Minimum of sublinear function

Question

Let $f:X\rightarrow\mathbb{R}$ be a sub-linear functional on a Banach space (or even just the euclidean space) which is bounded from below on a hyper-plane (or a non-bounded convex set). Must it attain its minimum on this set?

Answer 1

On a general Banach space, even linear functionals don't necessarily attain their infimum on a bounded closed convex set. A typical example is $$ L(f) = \int_0^{1/2} f(x)\,dx - \int_{1/2}^1 f(x)\,dx $$ on the space of continuous functions $C[0,1]$ with the uniform norm. If $B$ is the closed unit ball in this space, then $\inf_B L = -1$ but this infimum is not attained.

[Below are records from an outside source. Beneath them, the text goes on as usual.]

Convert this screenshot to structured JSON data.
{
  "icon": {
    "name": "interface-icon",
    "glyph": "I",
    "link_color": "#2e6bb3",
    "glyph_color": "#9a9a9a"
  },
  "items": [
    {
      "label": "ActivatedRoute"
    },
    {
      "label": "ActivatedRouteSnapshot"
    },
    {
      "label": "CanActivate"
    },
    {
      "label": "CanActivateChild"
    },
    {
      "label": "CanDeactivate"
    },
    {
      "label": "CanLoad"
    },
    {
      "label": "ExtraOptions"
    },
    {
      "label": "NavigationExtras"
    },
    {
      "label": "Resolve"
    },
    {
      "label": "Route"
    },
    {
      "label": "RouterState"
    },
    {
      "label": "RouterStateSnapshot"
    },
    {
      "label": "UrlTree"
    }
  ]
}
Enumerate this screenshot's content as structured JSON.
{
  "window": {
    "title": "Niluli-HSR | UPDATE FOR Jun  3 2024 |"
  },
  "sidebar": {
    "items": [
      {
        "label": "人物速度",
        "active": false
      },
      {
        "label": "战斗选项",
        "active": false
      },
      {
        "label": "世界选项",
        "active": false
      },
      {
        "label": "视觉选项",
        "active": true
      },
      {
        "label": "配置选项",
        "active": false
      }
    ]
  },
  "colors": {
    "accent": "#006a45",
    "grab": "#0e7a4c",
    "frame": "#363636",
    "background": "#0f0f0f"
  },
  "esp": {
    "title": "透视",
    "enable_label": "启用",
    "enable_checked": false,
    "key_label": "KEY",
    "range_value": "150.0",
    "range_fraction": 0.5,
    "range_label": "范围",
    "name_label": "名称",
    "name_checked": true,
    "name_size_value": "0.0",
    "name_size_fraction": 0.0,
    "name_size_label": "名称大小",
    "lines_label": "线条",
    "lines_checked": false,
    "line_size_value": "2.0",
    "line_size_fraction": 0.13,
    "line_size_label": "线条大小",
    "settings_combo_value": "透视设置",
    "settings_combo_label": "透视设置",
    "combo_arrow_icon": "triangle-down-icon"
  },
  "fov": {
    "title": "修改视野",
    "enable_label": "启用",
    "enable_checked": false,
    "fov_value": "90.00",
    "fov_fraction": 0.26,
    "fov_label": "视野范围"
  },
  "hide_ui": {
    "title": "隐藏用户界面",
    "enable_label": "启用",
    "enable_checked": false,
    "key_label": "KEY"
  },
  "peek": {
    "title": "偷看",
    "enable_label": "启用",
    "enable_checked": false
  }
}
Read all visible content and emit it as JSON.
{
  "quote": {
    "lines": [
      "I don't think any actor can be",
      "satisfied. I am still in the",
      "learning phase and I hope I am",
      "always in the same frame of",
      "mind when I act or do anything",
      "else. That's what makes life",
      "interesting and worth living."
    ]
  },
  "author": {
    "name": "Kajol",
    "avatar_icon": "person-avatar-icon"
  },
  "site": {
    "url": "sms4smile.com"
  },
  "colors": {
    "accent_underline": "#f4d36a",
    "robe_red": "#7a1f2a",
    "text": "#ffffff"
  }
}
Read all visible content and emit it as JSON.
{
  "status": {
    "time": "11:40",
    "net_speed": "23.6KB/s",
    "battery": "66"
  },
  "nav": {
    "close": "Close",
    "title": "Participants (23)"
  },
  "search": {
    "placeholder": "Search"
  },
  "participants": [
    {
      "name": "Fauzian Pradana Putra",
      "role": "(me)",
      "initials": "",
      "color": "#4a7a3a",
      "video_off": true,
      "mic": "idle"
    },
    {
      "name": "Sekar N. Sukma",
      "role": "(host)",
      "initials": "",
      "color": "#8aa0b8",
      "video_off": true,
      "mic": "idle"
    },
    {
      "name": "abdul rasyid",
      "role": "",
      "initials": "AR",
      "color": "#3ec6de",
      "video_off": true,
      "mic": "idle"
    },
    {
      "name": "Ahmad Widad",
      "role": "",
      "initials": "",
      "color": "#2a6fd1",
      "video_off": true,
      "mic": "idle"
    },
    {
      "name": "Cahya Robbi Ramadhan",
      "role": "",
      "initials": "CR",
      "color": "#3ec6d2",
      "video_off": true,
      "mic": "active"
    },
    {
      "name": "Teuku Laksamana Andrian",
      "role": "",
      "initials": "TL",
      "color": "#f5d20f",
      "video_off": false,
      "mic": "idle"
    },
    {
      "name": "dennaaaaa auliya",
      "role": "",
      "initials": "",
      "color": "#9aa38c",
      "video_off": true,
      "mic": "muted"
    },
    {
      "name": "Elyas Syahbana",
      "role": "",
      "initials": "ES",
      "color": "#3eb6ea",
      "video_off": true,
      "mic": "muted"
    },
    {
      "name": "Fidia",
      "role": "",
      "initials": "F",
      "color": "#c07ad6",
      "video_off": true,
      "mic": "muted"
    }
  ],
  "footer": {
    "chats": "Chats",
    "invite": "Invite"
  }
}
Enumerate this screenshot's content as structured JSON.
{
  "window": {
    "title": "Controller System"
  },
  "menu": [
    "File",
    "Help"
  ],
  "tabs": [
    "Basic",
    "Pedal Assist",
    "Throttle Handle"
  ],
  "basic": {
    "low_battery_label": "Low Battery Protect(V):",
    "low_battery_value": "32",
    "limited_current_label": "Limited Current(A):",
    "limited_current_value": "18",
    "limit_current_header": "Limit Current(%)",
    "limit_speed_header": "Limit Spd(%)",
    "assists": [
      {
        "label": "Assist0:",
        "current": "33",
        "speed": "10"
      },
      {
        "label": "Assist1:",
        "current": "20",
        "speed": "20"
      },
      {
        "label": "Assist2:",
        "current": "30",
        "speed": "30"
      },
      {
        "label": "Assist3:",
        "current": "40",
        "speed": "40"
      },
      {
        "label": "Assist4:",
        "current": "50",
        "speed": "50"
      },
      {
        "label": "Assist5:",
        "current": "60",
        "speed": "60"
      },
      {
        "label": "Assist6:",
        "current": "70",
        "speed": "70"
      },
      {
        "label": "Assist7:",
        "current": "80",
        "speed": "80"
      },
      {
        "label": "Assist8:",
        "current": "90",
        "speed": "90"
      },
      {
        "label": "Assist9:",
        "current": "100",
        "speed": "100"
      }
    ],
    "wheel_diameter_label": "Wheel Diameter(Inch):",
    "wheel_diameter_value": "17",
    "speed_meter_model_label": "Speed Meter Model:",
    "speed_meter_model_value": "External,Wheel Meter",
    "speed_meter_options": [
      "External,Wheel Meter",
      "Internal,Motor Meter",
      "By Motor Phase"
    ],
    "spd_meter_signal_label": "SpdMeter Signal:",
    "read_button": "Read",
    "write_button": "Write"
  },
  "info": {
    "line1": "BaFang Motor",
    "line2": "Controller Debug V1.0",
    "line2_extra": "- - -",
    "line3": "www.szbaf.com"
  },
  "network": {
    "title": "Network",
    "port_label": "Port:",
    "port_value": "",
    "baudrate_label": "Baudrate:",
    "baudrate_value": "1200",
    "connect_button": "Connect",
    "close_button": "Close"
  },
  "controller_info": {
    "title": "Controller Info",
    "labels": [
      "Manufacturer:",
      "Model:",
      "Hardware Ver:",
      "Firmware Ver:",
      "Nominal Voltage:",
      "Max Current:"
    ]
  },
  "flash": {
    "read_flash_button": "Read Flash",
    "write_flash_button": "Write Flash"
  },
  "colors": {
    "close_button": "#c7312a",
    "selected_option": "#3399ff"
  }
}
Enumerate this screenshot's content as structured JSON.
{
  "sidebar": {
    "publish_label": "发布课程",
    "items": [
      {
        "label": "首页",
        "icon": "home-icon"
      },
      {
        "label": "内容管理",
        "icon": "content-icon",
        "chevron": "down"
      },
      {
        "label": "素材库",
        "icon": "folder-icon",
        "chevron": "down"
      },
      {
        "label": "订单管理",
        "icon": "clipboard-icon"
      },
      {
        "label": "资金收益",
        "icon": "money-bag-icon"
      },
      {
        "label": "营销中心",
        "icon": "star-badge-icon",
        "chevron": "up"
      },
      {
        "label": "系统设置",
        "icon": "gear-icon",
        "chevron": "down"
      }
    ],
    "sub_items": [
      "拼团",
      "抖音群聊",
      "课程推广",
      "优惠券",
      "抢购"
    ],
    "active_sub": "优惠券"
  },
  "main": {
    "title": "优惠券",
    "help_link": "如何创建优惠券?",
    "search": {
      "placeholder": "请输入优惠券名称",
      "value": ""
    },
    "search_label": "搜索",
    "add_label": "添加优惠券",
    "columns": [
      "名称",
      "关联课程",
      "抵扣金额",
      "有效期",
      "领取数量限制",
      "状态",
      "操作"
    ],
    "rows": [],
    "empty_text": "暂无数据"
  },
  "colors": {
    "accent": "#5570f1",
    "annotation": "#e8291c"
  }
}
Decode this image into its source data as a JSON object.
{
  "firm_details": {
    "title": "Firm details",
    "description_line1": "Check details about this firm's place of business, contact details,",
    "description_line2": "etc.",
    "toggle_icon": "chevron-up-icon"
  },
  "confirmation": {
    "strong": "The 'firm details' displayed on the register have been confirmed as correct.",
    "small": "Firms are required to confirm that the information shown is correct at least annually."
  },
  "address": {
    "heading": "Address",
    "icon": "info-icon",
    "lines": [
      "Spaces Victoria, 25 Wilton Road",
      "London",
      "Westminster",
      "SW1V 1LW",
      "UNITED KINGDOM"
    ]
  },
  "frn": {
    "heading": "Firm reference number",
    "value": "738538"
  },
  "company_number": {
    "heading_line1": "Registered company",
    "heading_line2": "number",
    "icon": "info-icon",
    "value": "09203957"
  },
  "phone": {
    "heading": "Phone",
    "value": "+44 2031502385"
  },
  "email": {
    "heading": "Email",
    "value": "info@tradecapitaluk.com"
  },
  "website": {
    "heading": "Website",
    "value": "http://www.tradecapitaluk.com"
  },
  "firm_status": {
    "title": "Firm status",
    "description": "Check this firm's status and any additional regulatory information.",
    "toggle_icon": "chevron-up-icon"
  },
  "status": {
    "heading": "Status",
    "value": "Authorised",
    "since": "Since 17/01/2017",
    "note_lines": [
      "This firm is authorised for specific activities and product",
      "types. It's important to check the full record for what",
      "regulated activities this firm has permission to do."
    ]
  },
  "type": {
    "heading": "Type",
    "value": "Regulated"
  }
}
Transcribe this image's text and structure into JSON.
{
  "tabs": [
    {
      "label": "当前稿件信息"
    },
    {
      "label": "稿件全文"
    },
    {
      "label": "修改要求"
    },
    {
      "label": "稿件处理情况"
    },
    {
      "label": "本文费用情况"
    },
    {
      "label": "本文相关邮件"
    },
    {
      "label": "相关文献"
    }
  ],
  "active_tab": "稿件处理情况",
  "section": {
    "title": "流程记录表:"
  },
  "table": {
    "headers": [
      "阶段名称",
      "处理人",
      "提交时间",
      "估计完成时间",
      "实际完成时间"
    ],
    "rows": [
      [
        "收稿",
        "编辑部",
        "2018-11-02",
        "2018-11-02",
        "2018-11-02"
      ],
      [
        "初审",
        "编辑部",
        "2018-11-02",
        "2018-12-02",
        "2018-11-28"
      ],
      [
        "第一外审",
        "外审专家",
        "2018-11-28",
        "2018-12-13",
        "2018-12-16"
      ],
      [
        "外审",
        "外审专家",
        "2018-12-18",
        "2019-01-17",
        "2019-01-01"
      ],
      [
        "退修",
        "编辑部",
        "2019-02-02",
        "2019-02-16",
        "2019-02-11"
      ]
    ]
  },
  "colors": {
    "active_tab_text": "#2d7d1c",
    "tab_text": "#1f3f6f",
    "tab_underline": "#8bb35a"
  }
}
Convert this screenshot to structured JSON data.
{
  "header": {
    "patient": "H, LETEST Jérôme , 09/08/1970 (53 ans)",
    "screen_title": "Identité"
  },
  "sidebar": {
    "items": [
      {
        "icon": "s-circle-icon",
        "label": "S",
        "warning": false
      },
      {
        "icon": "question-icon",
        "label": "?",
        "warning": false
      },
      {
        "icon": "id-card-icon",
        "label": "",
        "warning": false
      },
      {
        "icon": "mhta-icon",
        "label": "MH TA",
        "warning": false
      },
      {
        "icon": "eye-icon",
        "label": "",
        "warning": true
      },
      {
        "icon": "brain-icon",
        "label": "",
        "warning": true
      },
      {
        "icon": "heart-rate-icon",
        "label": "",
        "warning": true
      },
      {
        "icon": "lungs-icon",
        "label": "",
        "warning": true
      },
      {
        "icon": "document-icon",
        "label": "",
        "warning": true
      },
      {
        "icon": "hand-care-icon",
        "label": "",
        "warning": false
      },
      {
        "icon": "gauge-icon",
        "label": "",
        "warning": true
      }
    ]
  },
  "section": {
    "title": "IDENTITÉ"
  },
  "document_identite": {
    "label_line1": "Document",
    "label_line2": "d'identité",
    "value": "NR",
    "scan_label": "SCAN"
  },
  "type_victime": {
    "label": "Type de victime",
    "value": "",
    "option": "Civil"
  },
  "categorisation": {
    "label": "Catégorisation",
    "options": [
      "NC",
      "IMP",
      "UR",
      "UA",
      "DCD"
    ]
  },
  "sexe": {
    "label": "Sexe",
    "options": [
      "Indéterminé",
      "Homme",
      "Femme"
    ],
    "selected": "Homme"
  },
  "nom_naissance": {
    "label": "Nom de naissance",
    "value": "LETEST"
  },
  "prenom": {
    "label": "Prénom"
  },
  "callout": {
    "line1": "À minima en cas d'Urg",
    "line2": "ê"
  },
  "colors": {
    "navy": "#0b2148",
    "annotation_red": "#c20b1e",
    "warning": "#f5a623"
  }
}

Furthermore, on the closed hyperplane $M=\{f: L(f)=1\}$ the sublinear function $\phi(x)=\|x\|$ does not attain its infimum (which is $1$). These two facts are directly related.

Euclidean case

If the closed convex set is allowed to be unbounded, counterexamples are still easy to find, such as $f(x) = x$ on the set $\{(x,y)\in\mathbb R^2 : x,y>0, xy\ge 1\}$. The infimum is $0$ and is not attained.

Here is a sublinear functional not attaining its minimum on a line in $\mathbb R^2$: let $\Omega = \{(x,y)\in\mathbb{R}^2: y> x^2-1\}$ and let $f$ be the Minkowski functional of $\Omega$, that is $f(x,y) = \inf\{t>0: (x/t, y/t)\in \Omega\}$. Since $\Omega$ is convex, $f$ is sublinear. It is strictly positive on the line $x=1$, but $\lim_{y\to\infty} f(1,y)=0$ so the infimum is $0$, not attained.

One the set is assumed bounded and closed (hence compact), one can appeal to the continuity of $f$.